The proposed SNIA Cloud Data Management Interface standard (CDMI) is intended to address a wide variety of different use cases, as described in the draft SNIA Cloud Storage Use Cases document.

Specifically, CDMI has the several distinct and overlapping design goals:

1. To act as a cloud management protocol for other non-cloud data access protocols, without providing data access.

The use case for this mode of use is, for example, the management of a SAN or NAS fabric allowing the provisioning and specification of data system metadata for opaque LUNs which can be dynamically provisioned programatically, for example, in conjunction with OCCI in a cloud computing environment. In this case, there is no data access via CDMI, only management and accounting access.

2. To act as an cloud management protocol and as a secondary cloud data access protocol to existing cloud and unified storage systems.

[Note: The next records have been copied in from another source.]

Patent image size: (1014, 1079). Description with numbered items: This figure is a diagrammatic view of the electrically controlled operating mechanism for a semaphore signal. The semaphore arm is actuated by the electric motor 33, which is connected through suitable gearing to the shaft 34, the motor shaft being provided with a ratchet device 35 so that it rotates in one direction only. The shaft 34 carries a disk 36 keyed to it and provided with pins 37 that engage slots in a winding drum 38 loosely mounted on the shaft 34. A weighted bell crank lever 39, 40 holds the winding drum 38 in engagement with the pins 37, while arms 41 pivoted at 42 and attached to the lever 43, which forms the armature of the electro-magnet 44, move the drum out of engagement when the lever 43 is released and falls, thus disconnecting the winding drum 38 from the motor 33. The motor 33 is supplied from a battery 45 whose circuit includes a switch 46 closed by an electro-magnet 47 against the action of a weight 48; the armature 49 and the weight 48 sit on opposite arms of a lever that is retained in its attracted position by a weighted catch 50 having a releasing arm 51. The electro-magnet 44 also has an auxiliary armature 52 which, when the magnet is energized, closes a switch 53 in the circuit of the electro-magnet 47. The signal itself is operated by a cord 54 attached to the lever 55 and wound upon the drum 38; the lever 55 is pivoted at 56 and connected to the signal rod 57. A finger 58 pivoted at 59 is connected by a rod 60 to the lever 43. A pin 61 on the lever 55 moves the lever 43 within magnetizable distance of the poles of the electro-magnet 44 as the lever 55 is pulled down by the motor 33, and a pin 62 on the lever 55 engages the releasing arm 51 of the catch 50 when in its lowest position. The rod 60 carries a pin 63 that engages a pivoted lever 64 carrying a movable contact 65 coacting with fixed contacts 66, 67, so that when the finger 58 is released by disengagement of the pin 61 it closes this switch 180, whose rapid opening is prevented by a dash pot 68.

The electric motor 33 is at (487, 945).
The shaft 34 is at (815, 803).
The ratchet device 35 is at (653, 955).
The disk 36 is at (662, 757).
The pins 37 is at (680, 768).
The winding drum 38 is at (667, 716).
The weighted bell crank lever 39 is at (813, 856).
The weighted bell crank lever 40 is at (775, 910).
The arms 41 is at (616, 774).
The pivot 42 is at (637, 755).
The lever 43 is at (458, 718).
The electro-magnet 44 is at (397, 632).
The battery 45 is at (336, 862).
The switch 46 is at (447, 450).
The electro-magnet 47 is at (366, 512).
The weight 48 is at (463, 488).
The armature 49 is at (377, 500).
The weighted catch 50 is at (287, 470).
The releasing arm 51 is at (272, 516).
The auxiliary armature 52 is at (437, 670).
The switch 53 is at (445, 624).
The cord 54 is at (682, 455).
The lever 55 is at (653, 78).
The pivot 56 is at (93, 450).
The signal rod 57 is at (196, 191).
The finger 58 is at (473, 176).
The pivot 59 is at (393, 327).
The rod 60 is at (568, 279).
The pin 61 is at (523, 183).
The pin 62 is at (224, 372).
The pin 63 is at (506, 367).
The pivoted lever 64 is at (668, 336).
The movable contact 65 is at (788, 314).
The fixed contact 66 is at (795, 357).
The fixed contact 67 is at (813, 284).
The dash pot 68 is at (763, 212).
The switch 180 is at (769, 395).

The use case for this mode of use is, for example, is to provide consistent management access to existing unified storage systems that provide block, file and object protocols. For example, a Amazon EC2 instance could be run that exposes an S3 bucket through CDMI, manages Elastic Block Storage LUNs, and implements some of the data system metadata functionality.

3. To act as a primary cloud management and cloud data access protocol for next-generation cloud storage systems

The use case for this mode of use, for example, is to enable a superset of cloud data access, manipulation and management functions, and to enable advanced scenarios such as distributed application systems build around cloud storage, cloud federation, peering and delegation. For example, a cloud could provide CDMI access to objects for cloud applications, all while manage file-system views into the object space from remote edge NAS gateways, all while federating together existing enterprise storage and public and private clouds.